Diagnosing the issue
If you start a DMS task with Microsoft SQL Server as a source and S3 as a target, go to the monitoring tab and check the metrics. Specifically, you are interested in the CDC latency target metric. Latency target actually measures the number of seconds your S3 records are behind your source database. In our case, we had close to 120,000 seconds of target latency. That is ultra slow!
So we checked CloudWatch logs. We noticed this log message: "Going to fill lob data for columns in table schema_name.table_name"
We wanted to check how many log messages like the one above we had per source SQL Server table. For that, we ran the following CloudWatch Logs Insights query:
filter @message like /Going to fill lob data for columns in table/
| parse @message "* Going to fill lob data for columns in table *.*"
as prefix, schema, table
| stats count(*) as count by schema, table
| sort count desc
In short, for one hour we had 131,911 log messages for table Bet. Let's assume the file_apply.c call consumes 5 milliseconds. That way, for 1 hour our DMS task spent 11 minutes dealing only with LOBs. Chaos!
Resolution
So we will need to get rid of LOBs somehow. Here's how.
1. Select DMS service from the console. When there, select the DMS task that has high latency. Select Actions. From the drop-down menu, select Stop task.
2. Wait for the task to transition to the Stopped state. Click Actions again. Select Modify to open the Modify DMS Task panel.
3. Scroll down to the Transformation rules section. Usually LOBs are not needed and you can remove them. If you are not sure whether you need them, you can transform them to string type. Click on Add transformation rule and configure:
- Rule target: Column
- Source name: enter your source table schema name
- Source table name: the table name with LOBs
- Column name: your LOB column
- Action: Change data type
- Data type: string
- Length: double the value of your LOB column maximum length
Click Save.
After some time, go to the monitoring section of your modified DMS task. Check for the latency target metric. It should look similar to the one below.
Takeaway
Whenever a DMS CDC task shows sustained high latency and the source is SQL Server, start with a CloudWatch Logs Insights query for LOB fill messages. The pattern is almost always the same: one or two tables with NVARCHAR(max) columns generating millions of individual LOB fetch operations per day.
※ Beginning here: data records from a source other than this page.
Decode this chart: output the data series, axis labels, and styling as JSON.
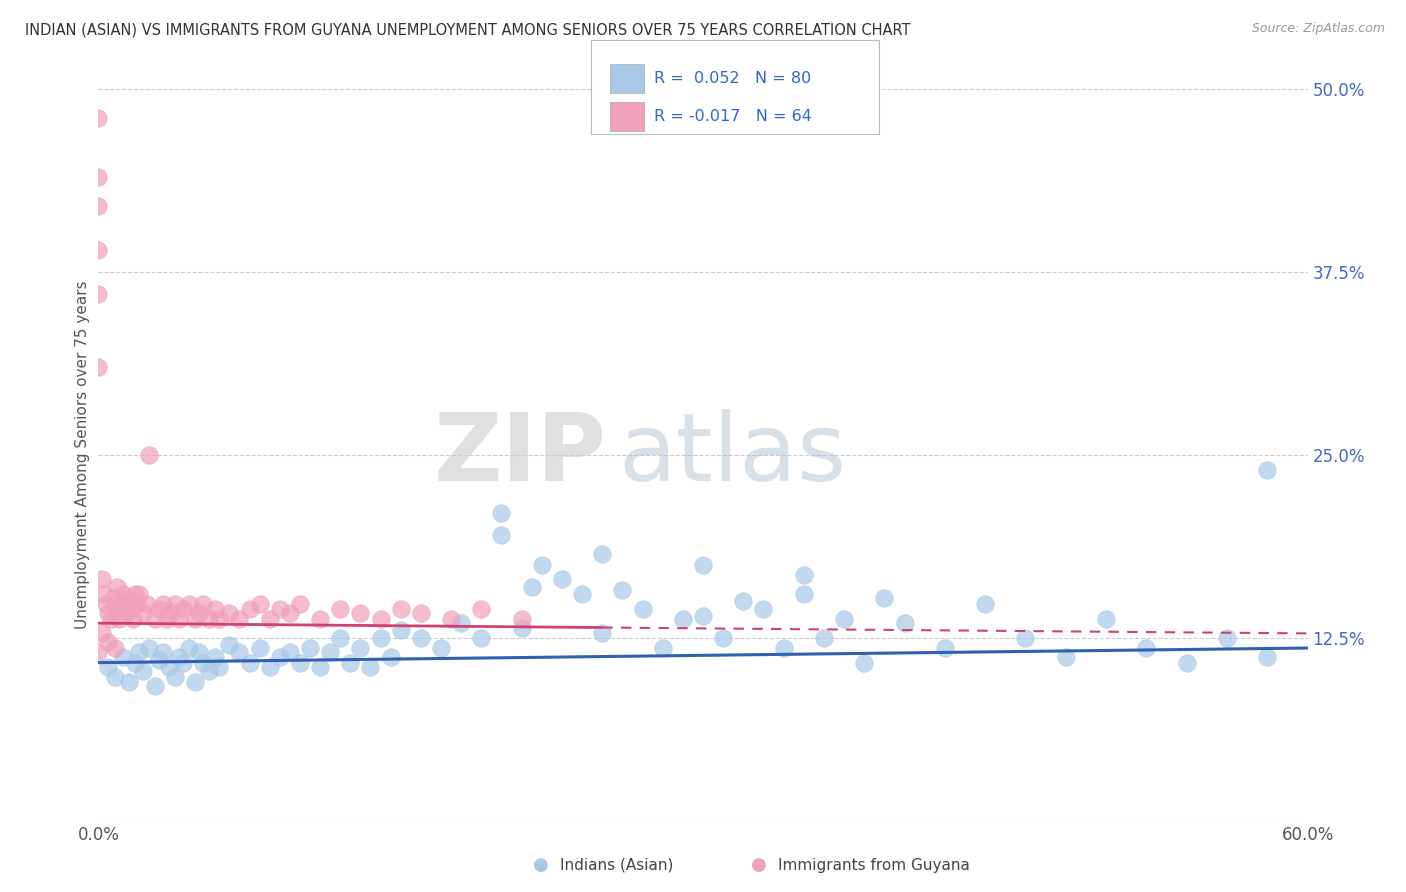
{
  "title": "INDIAN (ASIAN) VS IMMIGRANTS FROM GUYANA UNEMPLOYMENT AMONG SENIORS OVER 75 YEARS CORRELATION CHART",
  "source": "Source: ZipAtlas.com",
  "ylabel": "Unemployment Among Seniors over 75 years",
  "xlim": [
    0.0,
    0.6
  ],
  "ylim": [
    0.0,
    0.5
  ],
  "xticks": [
    0.0,
    0.1,
    0.2,
    0.3,
    0.4,
    0.5,
    0.6
  ],
  "xticklabels": [
    "0.0%",
    "",
    "",
    "",
    "",
    "",
    "60.0%"
  ],
  "yticks": [
    0.0,
    0.125,
    0.25,
    0.375,
    0.5
  ],
  "yticklabels": [
    "",
    "12.5%",
    "25.0%",
    "37.5%",
    "50.0%"
  ],
  "legend_r1": "0.052",
  "legend_n1": "80",
  "legend_r2": "-0.017",
  "legend_n2": "64",
  "color_blue": "#A8C8E8",
  "color_pink": "#F0A0B8",
  "line_blue": "#3060B0",
  "line_pink": "#D04070",
  "watermark_zip": "ZIP",
  "watermark_atlas": "atlas",
  "blue_scatter_x": [
    0.005,
    0.008,
    0.012,
    0.015,
    0.018,
    0.02,
    0.022,
    0.025,
    0.028,
    0.03,
    0.032,
    0.035,
    0.038,
    0.04,
    0.042,
    0.045,
    0.048,
    0.05,
    0.052,
    0.055,
    0.058,
    0.06,
    0.065,
    0.07,
    0.075,
    0.08,
    0.085,
    0.09,
    0.095,
    0.1,
    0.105,
    0.11,
    0.115,
    0.12,
    0.125,
    0.13,
    0.135,
    0.14,
    0.145,
    0.15,
    0.16,
    0.17,
    0.18,
    0.19,
    0.2,
    0.21,
    0.215,
    0.22,
    0.23,
    0.24,
    0.25,
    0.26,
    0.27,
    0.28,
    0.29,
    0.3,
    0.31,
    0.32,
    0.33,
    0.34,
    0.35,
    0.36,
    0.37,
    0.38,
    0.39,
    0.4,
    0.42,
    0.44,
    0.46,
    0.48,
    0.5,
    0.52,
    0.54,
    0.56,
    0.58,
    0.2,
    0.25,
    0.3,
    0.58,
    0.35
  ],
  "blue_scatter_y": [
    0.105,
    0.098,
    0.112,
    0.095,
    0.108,
    0.115,
    0.102,
    0.118,
    0.092,
    0.11,
    0.115,
    0.105,
    0.098,
    0.112,
    0.108,
    0.118,
    0.095,
    0.115,
    0.108,
    0.102,
    0.112,
    0.105,
    0.12,
    0.115,
    0.108,
    0.118,
    0.105,
    0.112,
    0.115,
    0.108,
    0.118,
    0.105,
    0.115,
    0.125,
    0.108,
    0.118,
    0.105,
    0.125,
    0.112,
    0.13,
    0.125,
    0.118,
    0.135,
    0.125,
    0.21,
    0.132,
    0.16,
    0.175,
    0.165,
    0.155,
    0.128,
    0.158,
    0.145,
    0.118,
    0.138,
    0.14,
    0.125,
    0.15,
    0.145,
    0.118,
    0.155,
    0.125,
    0.138,
    0.108,
    0.152,
    0.135,
    0.118,
    0.148,
    0.125,
    0.112,
    0.138,
    0.118,
    0.108,
    0.125,
    0.112,
    0.195,
    0.182,
    0.175,
    0.24,
    0.168
  ],
  "pink_scatter_x": [
    0.0,
    0.0,
    0.0,
    0.0,
    0.0,
    0.0,
    0.002,
    0.003,
    0.004,
    0.005,
    0.006,
    0.007,
    0.008,
    0.009,
    0.01,
    0.01,
    0.012,
    0.013,
    0.014,
    0.015,
    0.016,
    0.017,
    0.018,
    0.019,
    0.02,
    0.022,
    0.024,
    0.025,
    0.028,
    0.03,
    0.032,
    0.034,
    0.036,
    0.038,
    0.04,
    0.042,
    0.045,
    0.048,
    0.05,
    0.052,
    0.055,
    0.058,
    0.06,
    0.065,
    0.07,
    0.075,
    0.08,
    0.085,
    0.09,
    0.095,
    0.1,
    0.11,
    0.12,
    0.13,
    0.14,
    0.15,
    0.16,
    0.175,
    0.19,
    0.21,
    0.0,
    0.002,
    0.005,
    0.008
  ],
  "pink_scatter_y": [
    0.48,
    0.44,
    0.42,
    0.39,
    0.36,
    0.31,
    0.165,
    0.155,
    0.148,
    0.142,
    0.138,
    0.152,
    0.145,
    0.16,
    0.148,
    0.138,
    0.155,
    0.148,
    0.142,
    0.152,
    0.145,
    0.138,
    0.155,
    0.148,
    0.155,
    0.142,
    0.148,
    0.25,
    0.138,
    0.145,
    0.148,
    0.138,
    0.142,
    0.148,
    0.138,
    0.145,
    0.148,
    0.138,
    0.142,
    0.148,
    0.138,
    0.145,
    0.138,
    0.142,
    0.138,
    0.145,
    0.148,
    0.138,
    0.145,
    0.142,
    0.148,
    0.138,
    0.145,
    0.142,
    0.138,
    0.145,
    0.142,
    0.138,
    0.145,
    0.138,
    0.115,
    0.128,
    0.122,
    0.118
  ]
}
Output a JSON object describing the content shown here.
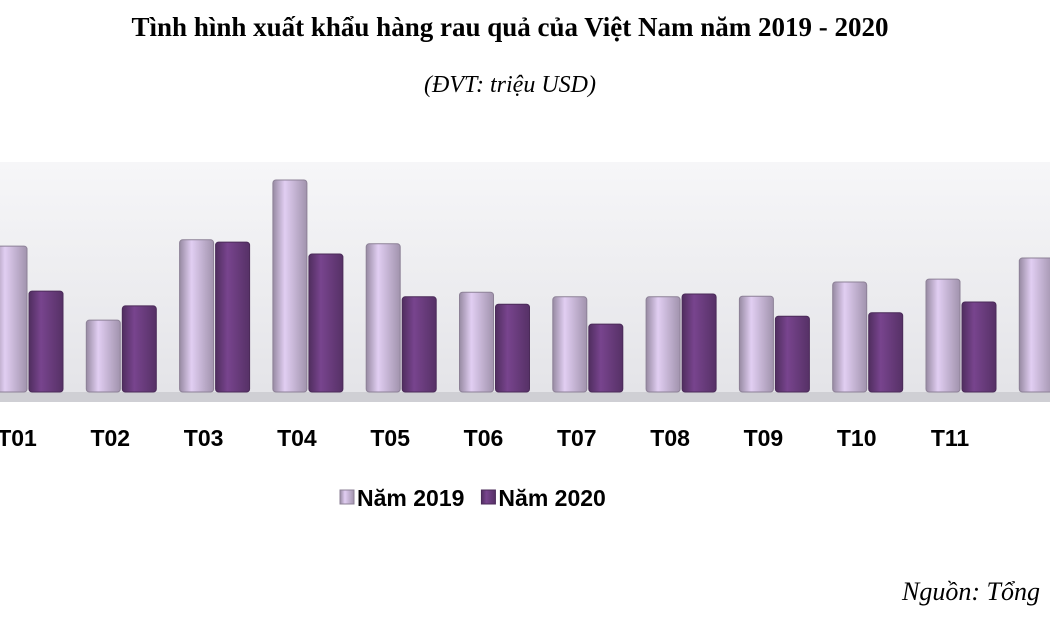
{
  "chart_data": {
    "type": "bar",
    "title": "Tình hình xuất khẩu hàng rau quả của Việt Nam năm 2019 - 2020",
    "subtitle": "(ĐVT: triệu USD)",
    "source": "Nguồn: Tổng",
    "categories": [
      "T01",
      "T02",
      "T03",
      "T04",
      "T05",
      "T06",
      "T07",
      "T08",
      "T09",
      "T10",
      "T11",
      null
    ],
    "series": [
      {
        "name": "Năm 2019",
        "color": "#c9b8d8",
        "values": [
          256,
          126,
          267,
          372,
          260,
          175,
          167,
          167,
          168,
          193,
          198,
          235
        ]
      },
      {
        "name": "Năm 2020",
        "color": "#6b3d7f",
        "values": [
          177,
          151,
          263,
          242,
          167,
          154,
          119,
          172,
          133,
          139,
          158,
          null
        ]
      }
    ],
    "ylim": [
      0,
      400
    ]
  }
}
The DMS transformation rule approach is low-risk and immediately effective. It requires no schema changes on the source, no changes to downstream consumers, and no task rebuild — just a rule addition and a restart.
At Cloudwalker we apply this pattern proactively during the assessment phase of every SQL Server migration: if we see NVARCHAR(max) columns in high-volume tables, we add the transformation rules before the first full-load run. Prevention beats diagnosis every time.